I found this post interesting as I consider whether (and if so, how) to offer a digital version of the novel. It starts off pretty down on the internet in regard to storytelling, but concludes that "the ancient need for narrative, hardwired into human nature, can sit comfortably with the wiring of the newest technology."
See an excerpt below and a link to the full article underneath.
The internet is killing storytelling
Narratives are a staple of every culture the world over. They are disappearing in an online blizzard of tiny bytes of information
by Ben Macintyre
Click, tweet, e-mail, twitter, skim, browse, scan, blog, text: the jargon of the digital age describes how we now read, reflecting the way that the very act of reading, and the nature of literacy itself, is changing.

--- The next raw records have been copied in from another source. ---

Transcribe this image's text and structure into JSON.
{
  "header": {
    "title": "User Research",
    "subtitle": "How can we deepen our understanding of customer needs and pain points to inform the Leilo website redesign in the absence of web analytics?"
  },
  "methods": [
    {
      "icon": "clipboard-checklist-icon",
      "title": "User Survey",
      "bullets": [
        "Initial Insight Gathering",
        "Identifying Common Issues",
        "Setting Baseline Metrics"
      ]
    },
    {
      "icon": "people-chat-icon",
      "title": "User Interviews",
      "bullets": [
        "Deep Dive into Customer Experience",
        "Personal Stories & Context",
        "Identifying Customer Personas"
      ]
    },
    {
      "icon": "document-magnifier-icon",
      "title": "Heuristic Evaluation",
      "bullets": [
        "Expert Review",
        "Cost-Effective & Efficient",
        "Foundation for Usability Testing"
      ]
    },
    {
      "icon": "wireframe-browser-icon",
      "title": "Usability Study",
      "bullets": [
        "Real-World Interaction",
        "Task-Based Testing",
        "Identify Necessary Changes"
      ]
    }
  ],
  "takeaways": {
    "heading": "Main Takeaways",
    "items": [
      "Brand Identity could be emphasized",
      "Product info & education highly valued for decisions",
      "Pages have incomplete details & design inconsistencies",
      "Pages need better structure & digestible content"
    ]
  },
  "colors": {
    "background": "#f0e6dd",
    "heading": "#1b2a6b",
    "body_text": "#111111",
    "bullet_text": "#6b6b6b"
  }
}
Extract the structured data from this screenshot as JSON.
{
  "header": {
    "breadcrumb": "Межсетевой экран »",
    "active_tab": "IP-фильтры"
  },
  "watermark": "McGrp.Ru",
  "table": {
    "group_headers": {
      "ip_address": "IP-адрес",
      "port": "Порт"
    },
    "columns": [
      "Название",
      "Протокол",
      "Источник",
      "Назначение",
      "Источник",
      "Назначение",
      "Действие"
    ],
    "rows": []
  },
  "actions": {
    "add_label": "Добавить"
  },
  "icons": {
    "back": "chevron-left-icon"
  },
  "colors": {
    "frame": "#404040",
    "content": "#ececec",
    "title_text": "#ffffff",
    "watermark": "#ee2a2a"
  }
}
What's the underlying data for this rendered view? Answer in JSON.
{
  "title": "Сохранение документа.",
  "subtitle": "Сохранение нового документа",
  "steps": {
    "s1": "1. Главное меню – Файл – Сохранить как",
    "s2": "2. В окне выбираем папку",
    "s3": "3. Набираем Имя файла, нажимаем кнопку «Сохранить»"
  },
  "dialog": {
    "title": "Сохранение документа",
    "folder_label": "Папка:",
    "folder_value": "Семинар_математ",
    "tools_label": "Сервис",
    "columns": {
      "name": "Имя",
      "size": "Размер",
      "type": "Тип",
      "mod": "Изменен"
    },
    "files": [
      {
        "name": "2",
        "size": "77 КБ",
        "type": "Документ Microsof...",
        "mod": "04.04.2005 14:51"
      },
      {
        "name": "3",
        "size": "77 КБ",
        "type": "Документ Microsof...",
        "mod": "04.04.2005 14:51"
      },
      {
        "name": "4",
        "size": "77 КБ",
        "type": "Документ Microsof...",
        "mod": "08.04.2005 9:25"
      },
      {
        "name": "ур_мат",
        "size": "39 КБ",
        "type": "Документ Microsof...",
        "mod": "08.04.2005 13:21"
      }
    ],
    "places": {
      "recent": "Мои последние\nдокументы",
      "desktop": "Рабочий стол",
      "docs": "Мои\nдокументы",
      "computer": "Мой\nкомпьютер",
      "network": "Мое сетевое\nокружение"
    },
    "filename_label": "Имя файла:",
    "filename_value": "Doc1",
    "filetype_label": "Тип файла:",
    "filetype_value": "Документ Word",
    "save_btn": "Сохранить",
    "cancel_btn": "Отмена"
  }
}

The information we consume online comes ever faster, punchier and more fleetingly. Our attention rests only briefly on the internet page before moving incontinently on to the next electronic canapé.
Addicted to the BlackBerry, hectored and heckled by the next blog alert, web link or text message, we are in state of Continual Partial Attention, too bombarded by snippets and gobbets of information to focus on anything for very long. Microsoft researchers have found that someone distracted by an e-mail message alert takes an average of 24 minutes to return to the same level of concentration.
The internet has evolved a new species of magpie reader, gathering bright little buttons of knowledge, before hopping on to the next shiny thing.
It was inevitable that more than a decade of digital reading would change the way we do it. In a remarkable recent essay in the Atlantic Monthly Nicholas Carr admitted that he can no longer immerse himself in substantial books and longer articles in the way he once did. “What the net seems to be doing is chipping away at my capacity for concentration and contemplation,” he wrote. “My mind now expects to take in information the way the net distributes it: in a swift-moving stream of particles.”
If the culprit is obvious, so is the primary victim of this radically reduced attention span: the narrative, the long-form story, the tale. Like some endangered species, the story now needs defending from the threat of extinction in a radically changed and inhospitable digital environment.